West Texas Intermediate crude oil rose 72 cents, or 1.06%, to $68.39 a barrel while Brent crude oil was up 71 cents, or 1%, at $71.77 a barrel.

Prices had gained as much as $1 during early Asian trading before pulling back.

Analysts said the bounce was in part a reaction to a potential hurricane in the U.S. Gulf Coast.

A weather system in the southwestern Gulf of Mexico is forecast to become a hurricane before it reaches the northwestern U.S. Gulf Coast, the U.S. National Hurricane Center said on Sunday.

The U.S. Gulf Coast accounts for some 60% of U.S. refining capacity.

“Sentiment recovered somewhat from last week’s selloff,” said independent market analyst Tina Teng.

At the Friday close, Brent had dropped 10% on the week to the lowest level since December 2021, while WTI fell 8% to its lowest close since June 2023 on weak jobs data in the U.S.

A highly anticipated U.S. government jobs report showed nonfarm payrolls increased less than market watchers had expected in August, rising by 142,000, and the July figure was downwardly revised to an increase of 89,000, which was the smallest gain since an outright decline in December 2020.

A decline in the jobless rate points to the Federal Reserve cutting interest rates by just 25 basis points this month rather than a half-point rate cut, analysts said.

Lower interest rates typically increase oil demand by spurring economic growth and making oil cheaper for holders of non-dollar currencies.

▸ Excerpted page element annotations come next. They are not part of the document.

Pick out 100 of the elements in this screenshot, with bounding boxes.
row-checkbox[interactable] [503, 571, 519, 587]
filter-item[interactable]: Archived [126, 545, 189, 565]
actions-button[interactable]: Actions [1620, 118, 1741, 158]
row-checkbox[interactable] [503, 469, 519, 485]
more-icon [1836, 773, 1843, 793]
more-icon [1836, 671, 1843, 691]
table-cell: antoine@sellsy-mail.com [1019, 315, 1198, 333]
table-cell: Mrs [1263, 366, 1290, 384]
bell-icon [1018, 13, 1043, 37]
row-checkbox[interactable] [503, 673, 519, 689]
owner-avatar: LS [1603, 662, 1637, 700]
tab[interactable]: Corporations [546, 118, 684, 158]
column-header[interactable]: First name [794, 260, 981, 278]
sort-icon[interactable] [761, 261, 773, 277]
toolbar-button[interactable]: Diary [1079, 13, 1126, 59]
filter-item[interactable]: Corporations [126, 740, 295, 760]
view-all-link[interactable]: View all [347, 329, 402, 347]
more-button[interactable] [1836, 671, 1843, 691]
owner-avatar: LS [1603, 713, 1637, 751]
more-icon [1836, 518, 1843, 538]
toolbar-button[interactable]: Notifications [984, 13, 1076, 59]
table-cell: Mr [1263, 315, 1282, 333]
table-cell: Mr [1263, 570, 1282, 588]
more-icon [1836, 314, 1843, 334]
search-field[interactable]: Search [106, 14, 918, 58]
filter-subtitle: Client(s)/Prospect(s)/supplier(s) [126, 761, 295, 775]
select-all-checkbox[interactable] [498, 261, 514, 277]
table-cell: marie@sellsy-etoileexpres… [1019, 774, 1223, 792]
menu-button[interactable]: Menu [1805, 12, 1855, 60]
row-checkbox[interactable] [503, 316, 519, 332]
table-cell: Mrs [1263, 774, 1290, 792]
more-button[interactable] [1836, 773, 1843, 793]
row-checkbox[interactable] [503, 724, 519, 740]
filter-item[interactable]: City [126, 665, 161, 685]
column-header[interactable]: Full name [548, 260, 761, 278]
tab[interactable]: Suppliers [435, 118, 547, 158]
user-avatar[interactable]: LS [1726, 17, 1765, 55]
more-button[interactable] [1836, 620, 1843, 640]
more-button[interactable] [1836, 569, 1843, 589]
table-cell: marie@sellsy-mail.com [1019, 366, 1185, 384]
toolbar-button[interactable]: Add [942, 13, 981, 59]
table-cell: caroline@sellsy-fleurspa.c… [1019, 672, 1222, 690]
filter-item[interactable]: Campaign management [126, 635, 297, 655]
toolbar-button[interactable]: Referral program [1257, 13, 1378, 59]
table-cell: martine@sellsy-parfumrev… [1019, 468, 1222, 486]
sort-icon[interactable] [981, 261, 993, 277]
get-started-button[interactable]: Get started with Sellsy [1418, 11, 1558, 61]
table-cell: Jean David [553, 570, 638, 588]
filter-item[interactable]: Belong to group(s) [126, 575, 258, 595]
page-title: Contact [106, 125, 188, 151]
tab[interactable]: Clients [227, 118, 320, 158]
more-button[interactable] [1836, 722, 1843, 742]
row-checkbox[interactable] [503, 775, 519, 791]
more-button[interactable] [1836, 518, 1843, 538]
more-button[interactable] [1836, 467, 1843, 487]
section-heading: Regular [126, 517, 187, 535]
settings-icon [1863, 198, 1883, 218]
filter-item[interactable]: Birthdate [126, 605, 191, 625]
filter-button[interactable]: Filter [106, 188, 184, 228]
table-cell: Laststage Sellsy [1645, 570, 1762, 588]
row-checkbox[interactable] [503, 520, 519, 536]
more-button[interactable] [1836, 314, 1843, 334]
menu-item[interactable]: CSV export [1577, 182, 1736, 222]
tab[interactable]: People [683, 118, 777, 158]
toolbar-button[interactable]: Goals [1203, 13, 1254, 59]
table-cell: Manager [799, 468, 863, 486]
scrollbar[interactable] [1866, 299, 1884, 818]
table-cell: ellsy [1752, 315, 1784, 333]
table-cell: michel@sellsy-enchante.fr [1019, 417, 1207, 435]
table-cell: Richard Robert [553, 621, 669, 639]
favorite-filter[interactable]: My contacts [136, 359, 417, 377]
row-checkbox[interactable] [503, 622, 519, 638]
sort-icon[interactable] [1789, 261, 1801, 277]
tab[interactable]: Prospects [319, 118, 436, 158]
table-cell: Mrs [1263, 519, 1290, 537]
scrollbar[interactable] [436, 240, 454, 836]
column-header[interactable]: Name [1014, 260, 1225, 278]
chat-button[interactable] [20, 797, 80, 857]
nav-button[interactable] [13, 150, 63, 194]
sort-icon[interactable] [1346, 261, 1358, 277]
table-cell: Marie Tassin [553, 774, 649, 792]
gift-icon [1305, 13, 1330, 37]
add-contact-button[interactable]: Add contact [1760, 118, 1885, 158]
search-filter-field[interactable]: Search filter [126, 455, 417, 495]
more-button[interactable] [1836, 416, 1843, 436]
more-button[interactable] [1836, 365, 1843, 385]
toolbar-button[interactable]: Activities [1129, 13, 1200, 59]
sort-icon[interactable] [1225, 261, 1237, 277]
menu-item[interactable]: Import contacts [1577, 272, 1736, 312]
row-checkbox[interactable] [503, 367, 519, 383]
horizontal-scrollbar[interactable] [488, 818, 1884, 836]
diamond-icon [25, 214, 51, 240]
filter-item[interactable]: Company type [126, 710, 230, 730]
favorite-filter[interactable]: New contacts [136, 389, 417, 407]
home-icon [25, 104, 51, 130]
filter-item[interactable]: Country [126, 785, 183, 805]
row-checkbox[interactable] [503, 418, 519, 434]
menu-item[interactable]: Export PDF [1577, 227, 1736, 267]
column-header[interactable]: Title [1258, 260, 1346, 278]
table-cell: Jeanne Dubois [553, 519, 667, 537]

But weak demand continued to cap price gains.

The weakness in China is driven by economic slowdown and inventory destocking, Jeff Currie, chief strategy officer of energy pathways at U.S. investment giant Carlyle Group, told the APPEC energy conference in Singapore on Monday.

Refining margins in Asia have slipped to their lowest seasonal levels since 2020 on weak demand from the two largest economies.

Fuel oil exports to the U.S. Gulf Coast fell to the lowest level since January 2019 last month on weaker refining margins.